Mi si seccò la bocca.

“Fiori? Davvero?” chiesi, prima ancora di potermi fermare.

Clara annuì, con un sorriso che si allargava lentamente sul volto mentre ci pensava.

“Quest’anno sono arrivati puntuali. Il fattorino ha bussato la mattina presto con anche una tortina di compleanno. È quasi buffo, no? Un uomo che a malapena ricordava di buttare la spazzatura ma non si dimentica mai di mandare fiori alla sua ex moglie.”

Il petto mi si strinse, e per un momento, sentii di non riuscire più a respirare. Era troppo. Volevo alzarmi e andarmene, ma non c’era dove andare.

Ero intrappolata a migliaia di metri d’altezza, con la donna che stava smontando la mia vita pezzo dopo pezzo.

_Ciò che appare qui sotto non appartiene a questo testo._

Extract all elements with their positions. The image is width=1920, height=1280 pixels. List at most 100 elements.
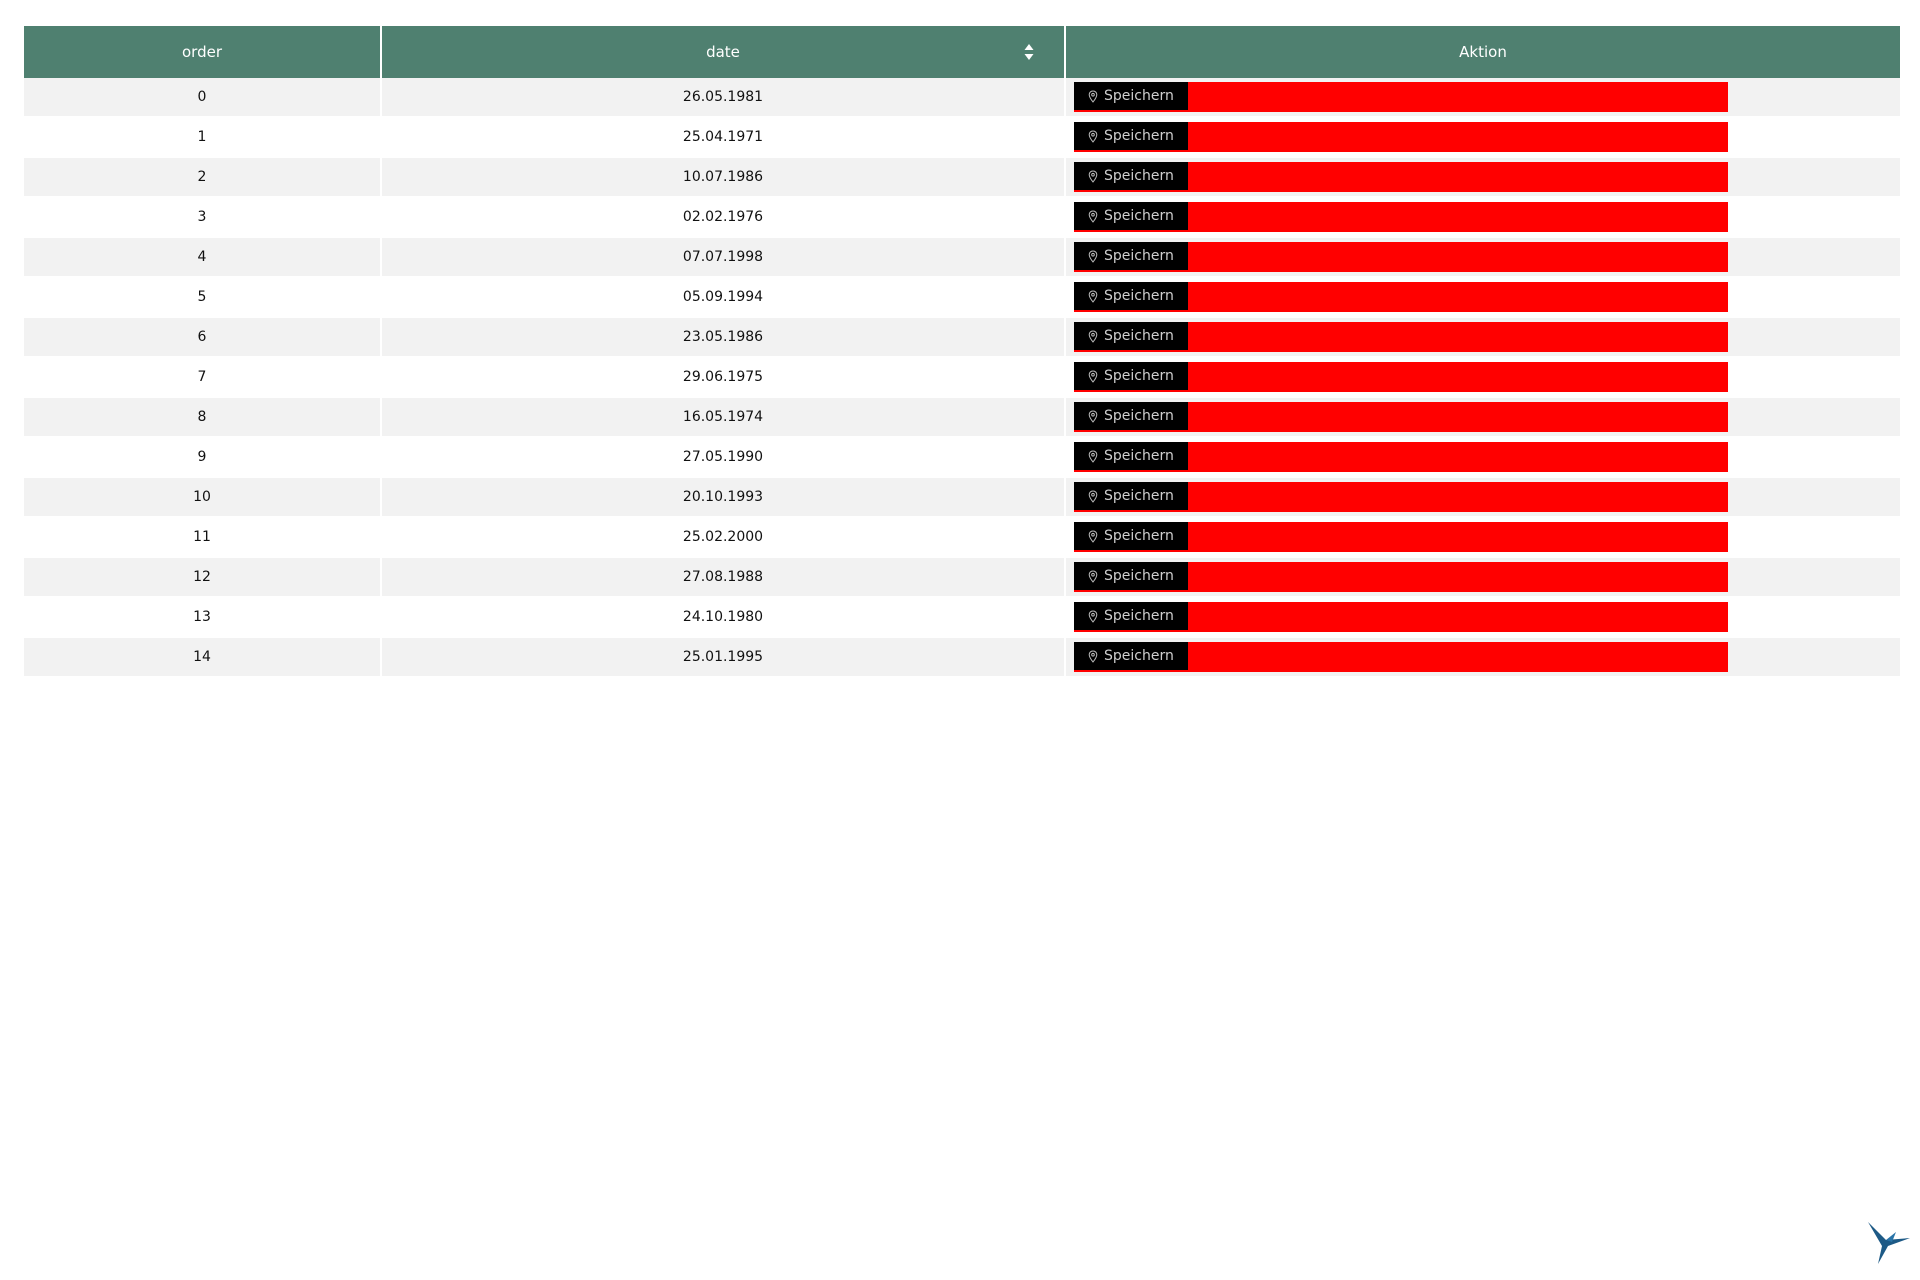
cell-action: Speichern bbox=[1066, 558, 1900, 598]
action-group: Speichern bbox=[1074, 282, 1728, 312]
save-button[interactable]: Speichern bbox=[1074, 202, 1188, 232]
pin-icon bbox=[1088, 409, 1098, 423]
cell-date: 26.05.1981 bbox=[382, 78, 1066, 118]
cell-order: 2 bbox=[24, 158, 382, 198]
cell-order: 5 bbox=[24, 278, 382, 318]
cell-action: Speichern bbox=[1066, 318, 1900, 358]
action-group: Speichern bbox=[1074, 242, 1728, 272]
pin-icon bbox=[1088, 89, 1098, 103]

Clara rimase in silenzio un attimo, e pensai che avesse finito. Ma ovviamente, non era così.

“E giusto per saperlo,” aggiunse, avvicinandosi a me, i suoi occhi fissi nei miei, “Oscar mi chiama ogni volta che le cose si mettono male. Come qualche mese fa, quando avete litigato perché stava troppo in ufficio. E la settimana scorsa… quando hai fatto le valigie e sei andata da tua madre.”

Ero senza parole.

“Mi chiama sempre quando ha bisogno di parlare con qualcuno. Sai, quando si sente un po’ perso.”

La testa mi girava. Non poteva essere vero. Com’era possibile che l’uomo che pensavo di conoscere, l’uomo che avevo sposato, fosse ancora così profondamente legato al passato da rendermi solo un riempitivo?

“Perché mi stai dicendo tutto questo?” chiesi.

Lei fece spallucce, con un’espressione quasi compassionevole.

“Non lo so, Grace-y,” disse. “Mi sembri una brava ragazza, e ho pensato che meritassi di sapere la verità.”

Volevo urlare, piangere, chiedere spiegazioni a questa donna, ma rimasi semplicemente lì, completamente intorpidita.

Quando io e Oscar ci siamo messi insieme, era sempre attento, premuroso. Mi mandava fiori ogni settimana, mi viziava con consegne di cibo. Ma pensavo che lo facesse perché stavamo costruendo qualcosa insieme. Perché lo faceva per una persona che doveva far parte del suo passato?

Io e Clara non parlammo più. Rimasi a fissare il sedile davanti a me, con la mente in subbuglio. Ogni dettaglio della mia vita con Oscar mi passava davanti agli occhi, ora alterato dalle sue rivelazioni.

Tutto sembrava contaminato.

Quando l’aereo atterrò e tutti iniziarono a uscire, Clara si voltò verso di me.

“Mi dispiace,” disse, e credo di averle creduto. A modo suo, anche lei era intrappolata nella rete di Oscar, proprio come me.

Non risposi. Me ne andai.

Ora sono seduta in questa caffetteria, cercando di capire come tornare a casa e affrontare mio marito. Senza pensarci troppo, ho preso il telefono e ho scritto a Oscar.

**È finita, Oscar. Parla con Clara.**

Ho premuto invio prima di potermi pentire. Non era tanto quello che Oscar aveva fatto, ma la fiducia che aveva infranto.